Peterloo - affpro - Mike Leigh film stillEn 1815, l’armée britannique contribue à la chute de Napoléon lors de la bataille de Waterloo. Quatre ans plus tard, pendant que les Lords rendent hommage au Duc de Wellington, un jeune soldat, rescapé du champ de bataille, rentre enfin chez lui, dans le nord de l’Angleterre, un peu sonné par de nombreuses années de conflit et les horreurs de la guerre. Il ne bénéficie pas des mêmes honneurs. Sur place, les conditions de vie sont difficiles. Pour financer l’effort de guerre, le gouvernement a augmenté les taxes. La population est au bord de la famine et les “Corn Laws”, qui limitent les importations de céréales en Angleterre, ne sont pas faites pour arranger les choses. A bout, le peuple gronde, surtout dans la région de Manchester, qui n’a pas de représentant à la chambre des députés, et ne parvient pas à faire entendre ses  doléances au Roi ou au gouvernement.
Alors, les politiciens locaux décident de se révolter. Mais si certains sont partisans d’une vraie révolution par la violence, d’autres, plus mesurés, réussissent à faire accepter l’idée d’un rassemblement pacifique, pour ne pas donner aux forces de l’ordre un prétexte pour déclencher l’affrontement. Pour les aider dans leur démarche, ils sollicitent l’aide d’un brillant orateur du mouvement radical, Peter Hunt, pour défendre leurs idées.
Le 16 août 1819, le rassemblement de Saint Peter’s Field est un succès populaire. Près de 80 000 personnes sont venues assister au meeting, dont beaucoup de femmes et d’enfants, et même les militants les plus exaltés ont accepté de laisser leurs armes à la maison et de donner une chance à la voie pacifique. Pourtant, les notables locaux, qui voient d’un mauvais oeil ces mouvements hostiles au pouvoir établi, donnent aux soldats l’ordre de mettre un terme à ce regroupement populaire par la force. Cela occasionne un véritable massacre. Quinze personnes périssent sous les coups de sabre ou de baïonnette, piétinées par les chevaux de la cavalerie ou rouées de coups par les forces de l’ordre. Plus de 400 personnes sont blessées lors de la charge. Les journalistes présents baptisèrent cet évènement “Peterloo”, pour signifier l’horreur de la situation.

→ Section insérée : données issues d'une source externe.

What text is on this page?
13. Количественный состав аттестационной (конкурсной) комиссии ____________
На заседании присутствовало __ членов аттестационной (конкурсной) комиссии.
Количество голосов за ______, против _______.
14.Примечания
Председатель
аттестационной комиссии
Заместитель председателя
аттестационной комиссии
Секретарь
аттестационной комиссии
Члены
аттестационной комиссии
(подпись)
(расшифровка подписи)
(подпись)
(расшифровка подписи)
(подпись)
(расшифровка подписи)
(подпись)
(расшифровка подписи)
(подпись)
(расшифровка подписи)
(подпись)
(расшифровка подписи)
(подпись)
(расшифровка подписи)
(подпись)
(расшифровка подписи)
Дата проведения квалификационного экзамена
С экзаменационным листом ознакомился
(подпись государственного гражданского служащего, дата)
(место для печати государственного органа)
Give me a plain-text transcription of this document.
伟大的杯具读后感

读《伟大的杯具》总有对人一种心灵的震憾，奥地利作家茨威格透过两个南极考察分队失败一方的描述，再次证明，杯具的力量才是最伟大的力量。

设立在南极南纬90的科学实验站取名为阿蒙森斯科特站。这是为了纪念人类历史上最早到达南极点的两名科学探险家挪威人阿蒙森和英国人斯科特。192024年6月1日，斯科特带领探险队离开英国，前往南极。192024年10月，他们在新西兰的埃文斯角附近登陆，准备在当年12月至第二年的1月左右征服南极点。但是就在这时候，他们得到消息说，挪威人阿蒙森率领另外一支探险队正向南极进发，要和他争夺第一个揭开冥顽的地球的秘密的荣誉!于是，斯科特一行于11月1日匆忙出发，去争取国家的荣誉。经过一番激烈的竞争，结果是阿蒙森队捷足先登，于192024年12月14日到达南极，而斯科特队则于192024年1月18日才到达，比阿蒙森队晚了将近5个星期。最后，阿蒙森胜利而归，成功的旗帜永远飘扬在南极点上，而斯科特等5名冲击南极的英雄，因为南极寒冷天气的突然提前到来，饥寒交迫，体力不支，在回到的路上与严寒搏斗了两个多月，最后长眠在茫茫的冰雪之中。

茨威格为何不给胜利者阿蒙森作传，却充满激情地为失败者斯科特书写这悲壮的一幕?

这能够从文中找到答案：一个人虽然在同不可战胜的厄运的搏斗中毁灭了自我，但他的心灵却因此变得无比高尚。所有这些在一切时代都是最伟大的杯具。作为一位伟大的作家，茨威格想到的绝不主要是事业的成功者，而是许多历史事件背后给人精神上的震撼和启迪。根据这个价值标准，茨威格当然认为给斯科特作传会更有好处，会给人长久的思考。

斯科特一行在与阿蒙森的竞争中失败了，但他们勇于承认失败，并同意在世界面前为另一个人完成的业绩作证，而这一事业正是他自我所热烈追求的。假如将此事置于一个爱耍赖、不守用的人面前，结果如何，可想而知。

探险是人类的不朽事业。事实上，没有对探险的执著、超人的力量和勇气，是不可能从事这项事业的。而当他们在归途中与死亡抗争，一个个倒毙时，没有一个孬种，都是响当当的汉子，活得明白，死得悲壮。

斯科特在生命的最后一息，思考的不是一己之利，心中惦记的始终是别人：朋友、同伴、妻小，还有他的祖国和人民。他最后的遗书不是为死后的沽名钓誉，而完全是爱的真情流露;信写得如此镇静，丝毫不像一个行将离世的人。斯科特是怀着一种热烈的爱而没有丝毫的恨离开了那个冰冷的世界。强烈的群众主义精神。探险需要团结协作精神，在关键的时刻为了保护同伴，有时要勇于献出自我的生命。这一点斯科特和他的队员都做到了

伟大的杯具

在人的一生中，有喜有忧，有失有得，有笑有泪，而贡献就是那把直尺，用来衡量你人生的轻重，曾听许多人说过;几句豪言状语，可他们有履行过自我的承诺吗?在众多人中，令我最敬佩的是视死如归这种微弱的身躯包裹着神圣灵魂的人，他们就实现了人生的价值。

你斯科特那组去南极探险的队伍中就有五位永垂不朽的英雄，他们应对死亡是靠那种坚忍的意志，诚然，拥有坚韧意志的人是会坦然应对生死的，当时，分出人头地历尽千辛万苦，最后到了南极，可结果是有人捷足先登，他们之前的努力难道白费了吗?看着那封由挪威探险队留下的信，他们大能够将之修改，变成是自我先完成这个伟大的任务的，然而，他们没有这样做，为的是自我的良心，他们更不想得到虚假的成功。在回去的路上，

Pour raconter cette page sombre de l’histoire anglaise, emblématique du traitement des populations les plus modestes par les élites qui gouvernent le pays, Mike Leigh a choisi non seulement de décrire les évènements du 16 août en nous entraînant au coeur de l’horreur, mais aussi de montrer tous les préparatifs de la manifestation. On passe d’une réunion de militants à une autre, observant les échanges sur les revendications à faire passer, les stratégies à adopter, l’organisation générale. On suit aussi la préparation de Peter Hunt, ses efforts pour simplifier le message des révoltés et faire plier ses opposants politiques. Enfin, on observe aussi le camp adverse, essayant à tout prix de contrecarrer les plans des rebelles et de trouver les parades légales à cette manifestation pacifique.
On comprend bien l’idée de Mike Leigh. Nous permettre de toutes les “subtilités” de la politique britannique, prendre le temps de présenter les personnages, notamment ceux qui périront lors de l’assaut de l’armée, pour que l’on s’attache à eux et que l’on constate qu’ils n’avaient rien de dangereux révolutionnaires. Cela permet aussi de découvrir l’intégralité de leurs doléances, peu à peu sabrées par les politiciens modérés, avant d’être piétinées par les forces de l’ordre et oubliées par le pouvoir. Certaines ont mis des années à être exaucées, d’autres sont toujours d’actualité… Droit de vote pour tous, égalité des sexes, liberté de manifester, droit à être représenté à la chambre des Lords, répartition équitable des richesses, baisse des impôts destinés à financer le train de vie de la famille royale… Le parti-pris est défendable, mais pour le spectateur, le film est une souffrance. Que c’est ennuyeux! Que cela semble interminable!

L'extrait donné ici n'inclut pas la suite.